The investigation found 88 percent of the 2,069 drug packages examined appeared to be prescription medicines available in the United States. Of the remaining products, some were dietary supplements, some were foreign products with labeling that was illegible or incomprehensible, and some were medications not available in the United States. More than half (53 percent) of the products sampled have FDA-approved generic versions, likely sold at lower costs, according to earlier studies that have shown generics in the United States to be generally cheaper than a comparable drug in Canada or Western Europe.
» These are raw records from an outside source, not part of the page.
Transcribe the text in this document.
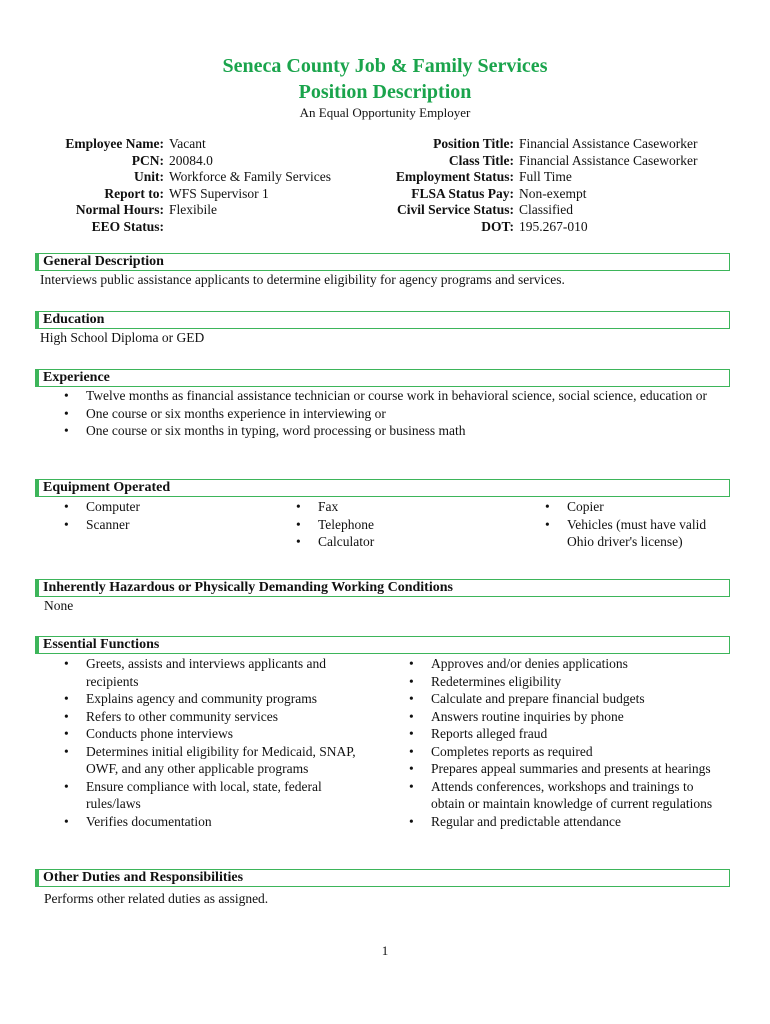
Seneca County Job & Family Services
Position Description
An Equal Opportunity Employer
Employee Name: Vacant
PCN: 20084.0
Unit: Workforce & Family Services
Report to: WFS Supervisor 1
Normal Hours: Flexibile
EEO Status:
Position Title: Financial Assistance Caseworker
Class Title: Financial Assistance Caseworker
Employment Status: Full Time
FLSA Status Pay: Non-exempt
Civil Service Status: Classified
DOT: 195.267-010
General Description
Interviews public assistance applicants to determine eligibility for agency programs and services.
Education
High School Diploma or GED
Experience
•	Twelve months as financial assistance technician or course work in behavioral science, social science, education or
•	One course or six months experience in interviewing or
•	One course or six months in typing, word processing or business math
Equipment Operated
•	Computer
•	Scanner
•	Fax
•	Telephone
•	Calculator
•	Copier
•	Vehicles (must have valid Ohio driver's license)
Inherently Hazardous or Physically Demanding Working Conditions
None
Essential Functions
•	Greets, assists and interviews applicants and recipients
•	Explains agency and community programs
•	Refers to other community services
•	Conducts phone interviews
•	Determines initial eligibility for Medicaid, SNAP, OWF, and any other applicable programs
•	Ensure compliance with local, state, federal rules/laws
•	Verifies documentation
•	Approves and/or denies applications
•	Redetermines eligibility
•	Calculate and prepare financial budgets
•	Answers routine inquiries by phone
•	Reports alleged fraud
•	Completes reports as required
•	Prepares appeal summaries and presents at hearings
•	Attends conferences, workshops and trainings to obtain or maintain knowledge of current regulations
•	Regular and predictable attendance
Other Duties and Responsibilities
Performs other related duties as assigned.
1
In fact, approved generic versions of approximately half (47 percent) of the sampled products can be bought for $4 at several national chain pharmacies, a price often lower than the shipping costs for the same drugs purchased online.

“The data lead us to believe that many people are buying drugs online not to save money but to bypass the need for a prescription from their doctor since these Web sites typically do not require the purchaser to have a prescription,” said Randall Lutter, Ph.D., FDA’s deputy commissioner for policy. “In essence, they seem to be getting and using prescription drugs without a prescription, an intrinsically risky practice.”

These data are based on surveys conducted from September 2006 to August 2007 in international mail facilities and courier facilities across the country. At each city surveyed, a selection of parcels suspected by U.S. Customs and Border Protection of containing pharmaceuticals were stopped. FDA then recorded data on the contents of these parcels, before handling them in accordance with its usual procedures.

In general, a Web site can appear legitimate, but in fact be a front for an illegal operation. FDA urges consumers to beware of unregulated Internet drug sellers, because many of their products might not contain the correct ingredients and could contain toxic substances. Several drugs found in this survey require special monitoring by physicians or other health care professionals for potential adverse events and to ensure their effectiveness. These include antibiotics, antidepressants, the blood thinner warfarin, and levothyroxine (a thyroid replacement hormone).